Benchmarking cut

Performance profile

In normal use cases a significant amount of the total execution time of cut is spent performing I/O. When invoked with the -f option (cut fields) some CPU time is spent on detecting fields (in Searcher::next). Other than that some small amount of CPU time is spent on breaking the input stream into lines.

How to

When fixing bugs or adding features you might want to compare performance before and after your code changes.

hyperfine can be used to accurately measure and compare the total execution time of one or more commands.
shell
```
cargo build --release --package uu_cut

hyperfine -w3 "./target/release/cut -f2-4,8 -d' ' input.txt" "cut -f2-4,8 -d' ' input.txt"
```
You can put those two commands in a shell script to be sure that you don't forget to build after making any changes.

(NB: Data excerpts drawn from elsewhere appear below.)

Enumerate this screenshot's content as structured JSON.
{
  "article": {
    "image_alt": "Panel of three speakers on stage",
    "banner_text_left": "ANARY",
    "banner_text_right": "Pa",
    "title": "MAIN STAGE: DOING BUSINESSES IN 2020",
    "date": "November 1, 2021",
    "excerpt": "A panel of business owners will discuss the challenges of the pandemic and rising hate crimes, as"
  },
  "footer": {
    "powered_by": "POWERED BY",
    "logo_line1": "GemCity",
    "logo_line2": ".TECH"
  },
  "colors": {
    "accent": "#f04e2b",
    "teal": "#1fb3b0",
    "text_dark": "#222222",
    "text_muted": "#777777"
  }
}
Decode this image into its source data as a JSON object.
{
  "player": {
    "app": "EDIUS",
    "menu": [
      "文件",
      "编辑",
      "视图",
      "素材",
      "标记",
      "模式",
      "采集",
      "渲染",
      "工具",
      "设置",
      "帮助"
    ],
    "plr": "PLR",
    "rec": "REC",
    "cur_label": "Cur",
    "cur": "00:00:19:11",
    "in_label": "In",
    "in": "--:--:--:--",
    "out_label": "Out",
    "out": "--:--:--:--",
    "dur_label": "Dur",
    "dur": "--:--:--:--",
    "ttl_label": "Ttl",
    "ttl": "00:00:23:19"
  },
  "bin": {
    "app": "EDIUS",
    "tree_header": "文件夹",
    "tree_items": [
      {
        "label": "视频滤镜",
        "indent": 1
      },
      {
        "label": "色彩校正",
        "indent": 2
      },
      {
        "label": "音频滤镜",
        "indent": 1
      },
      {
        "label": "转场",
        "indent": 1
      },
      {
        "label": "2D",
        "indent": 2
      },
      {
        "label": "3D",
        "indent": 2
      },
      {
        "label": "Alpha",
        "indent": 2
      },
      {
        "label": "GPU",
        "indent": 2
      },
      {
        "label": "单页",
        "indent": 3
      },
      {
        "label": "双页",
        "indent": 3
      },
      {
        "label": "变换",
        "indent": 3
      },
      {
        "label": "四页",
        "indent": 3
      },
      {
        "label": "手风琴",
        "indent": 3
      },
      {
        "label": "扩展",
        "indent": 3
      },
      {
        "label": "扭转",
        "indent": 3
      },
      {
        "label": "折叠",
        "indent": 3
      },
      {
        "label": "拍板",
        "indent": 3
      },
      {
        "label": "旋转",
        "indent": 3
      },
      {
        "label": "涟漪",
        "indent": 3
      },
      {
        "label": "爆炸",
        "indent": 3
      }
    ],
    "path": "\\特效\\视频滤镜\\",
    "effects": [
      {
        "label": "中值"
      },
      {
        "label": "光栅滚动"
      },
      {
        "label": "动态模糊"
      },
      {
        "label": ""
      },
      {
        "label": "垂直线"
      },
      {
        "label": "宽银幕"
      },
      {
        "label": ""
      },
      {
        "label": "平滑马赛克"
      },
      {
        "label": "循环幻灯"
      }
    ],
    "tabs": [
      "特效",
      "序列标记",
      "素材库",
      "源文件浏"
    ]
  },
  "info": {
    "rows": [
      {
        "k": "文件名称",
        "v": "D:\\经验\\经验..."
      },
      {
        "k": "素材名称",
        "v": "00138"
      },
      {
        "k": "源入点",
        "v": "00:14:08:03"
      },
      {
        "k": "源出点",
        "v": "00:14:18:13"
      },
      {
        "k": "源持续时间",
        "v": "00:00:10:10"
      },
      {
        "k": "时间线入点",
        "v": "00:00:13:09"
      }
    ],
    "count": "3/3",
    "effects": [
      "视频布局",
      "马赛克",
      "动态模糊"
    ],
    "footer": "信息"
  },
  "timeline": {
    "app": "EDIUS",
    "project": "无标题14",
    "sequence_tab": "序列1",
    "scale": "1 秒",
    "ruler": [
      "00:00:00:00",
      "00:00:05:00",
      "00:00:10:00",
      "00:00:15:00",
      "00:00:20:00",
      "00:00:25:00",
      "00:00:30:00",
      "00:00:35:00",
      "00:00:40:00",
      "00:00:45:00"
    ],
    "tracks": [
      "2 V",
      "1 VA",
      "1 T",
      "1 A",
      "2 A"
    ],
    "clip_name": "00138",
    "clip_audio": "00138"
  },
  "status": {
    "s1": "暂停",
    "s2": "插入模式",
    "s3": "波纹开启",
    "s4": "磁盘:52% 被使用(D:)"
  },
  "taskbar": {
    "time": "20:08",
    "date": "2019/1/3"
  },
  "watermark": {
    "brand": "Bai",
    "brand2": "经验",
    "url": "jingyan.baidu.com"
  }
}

When optimizing or fixing performance regressions seeing the number of times a function is called, and the amount of time it takes can be useful.

cargo flamegraph generates flame graphs from function level metrics it records using perf or dtrace
shell
```
cargo flamegraph --bin cut --package uu_cut -- -f1,3-4 input.txt > /dev/null
```

What to benchmark

There are four different performance paths in cut to benchmark.

Byte ranges -c/--characters or -b/--bytes e.g. cut -c 2,4,6-
Byte ranges with output delimiters e.g. cut -c 4- --output-delimiter=/
Fields e.g. cut -f -4
Fields with output delimiters e.g. cut -f 7-10 --output-delimiter=:

Choose a test input file with large number of lines so that program startup time does not significantly affect the benchmark.